Buffett notes in various shareholder letters that the managers work because they love the work, not necessarily for the money. The subsidiaries of the company also operate with significant autonomy. These managers are not subject to the quarter by quarter scrutiny of Wall Street who may or may not have been their former masters. Instead they can concern themselves with the long-run viability of their respective business.
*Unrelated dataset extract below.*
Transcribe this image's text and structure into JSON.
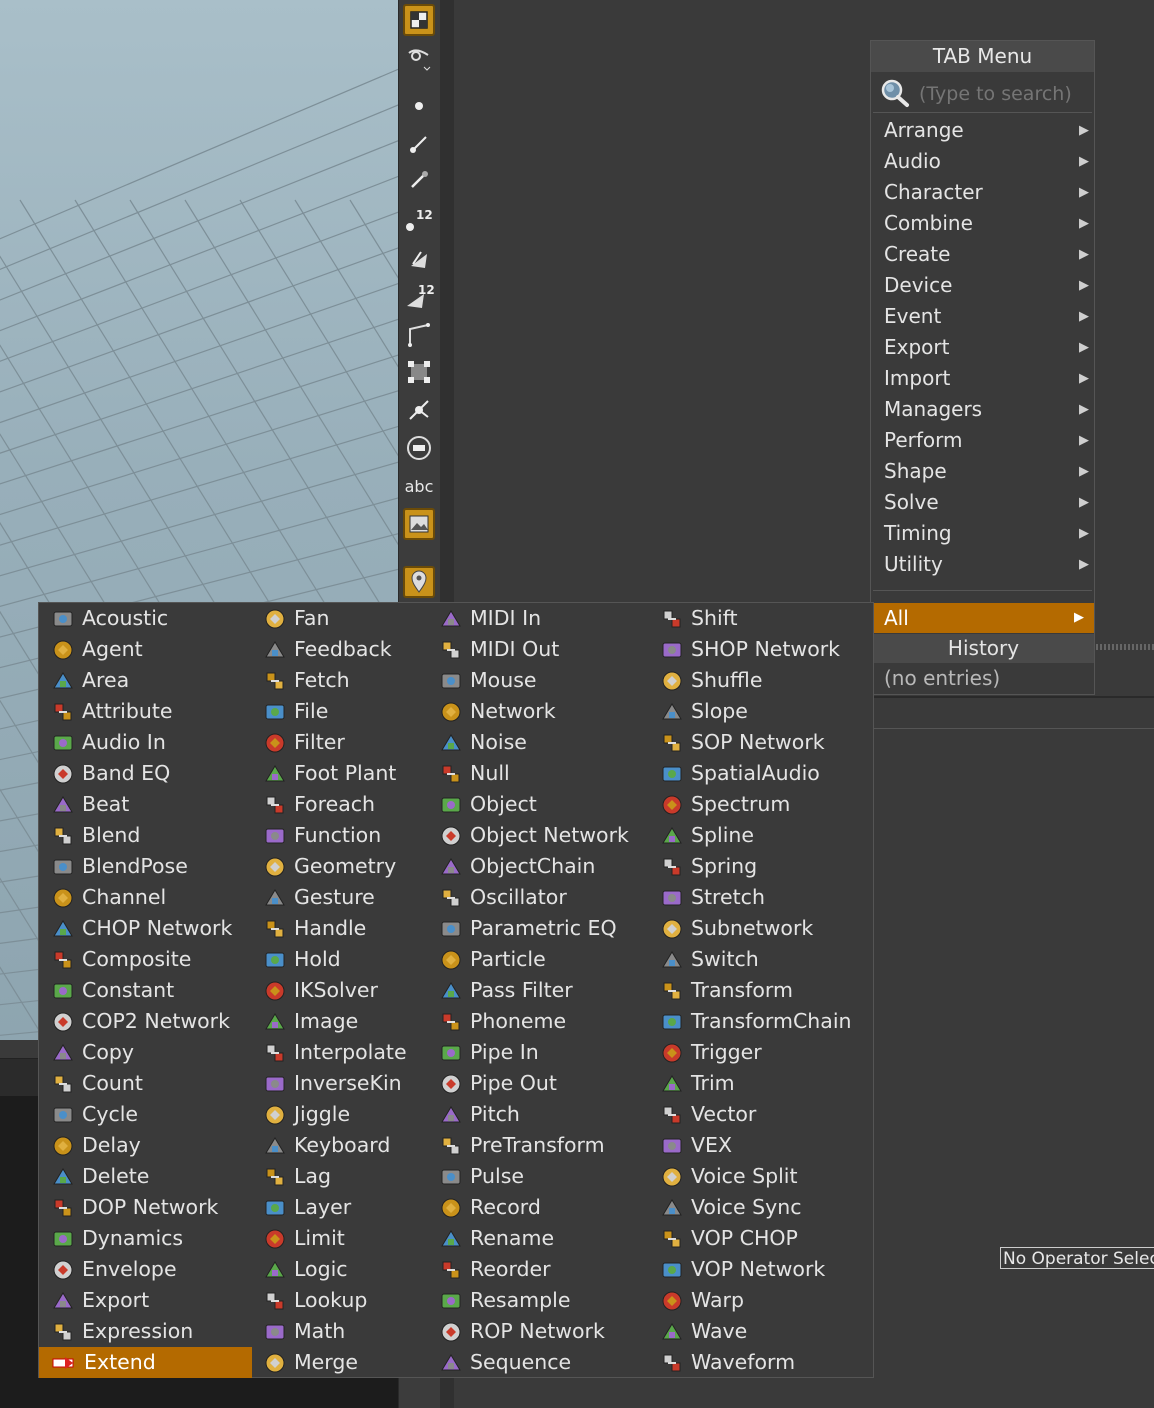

Should Buffett's successor take a more hands on approach, it would be possible some might rather walk. I don’t see this happening though. The board of directors which oversees Berkshire is unlike most corporate boards. As Buffett noted in this years shareholder letter, the board does not get to expense D&O insurance on the company dime. This type of insurance pays directors and officers for legal expenses related to wrongful acts the firm had taken under their watch. It is considered one of the more expansive forms of insurance in terms of coverage as it is generally paid not by the directors and officers, but by the shareholders.
Berkshire does not permit this hazardous activity. The directors will have their feet firmly to the fire if Buffett’s successor runs the company into the ground (Bill Gates will doubly be so as his charity becomesBerkshire’s largest shareholder). Retaining the successful culture of decentralized management is clearly in their favor.
The other concern Stifel Nicolaus mentioned was the successor may be less nimble at deploying capital than Buffett would be. This is harder to dispute and much more obvious. Buffett’s knowledge of industries and businesses is encyclopedic. Being able to mentally retrieve the information and numbers like he does offers a significant edge when markets and prices move quickly. It would much more plainly be said that it will be hard to replace one of the greatest investors of all time.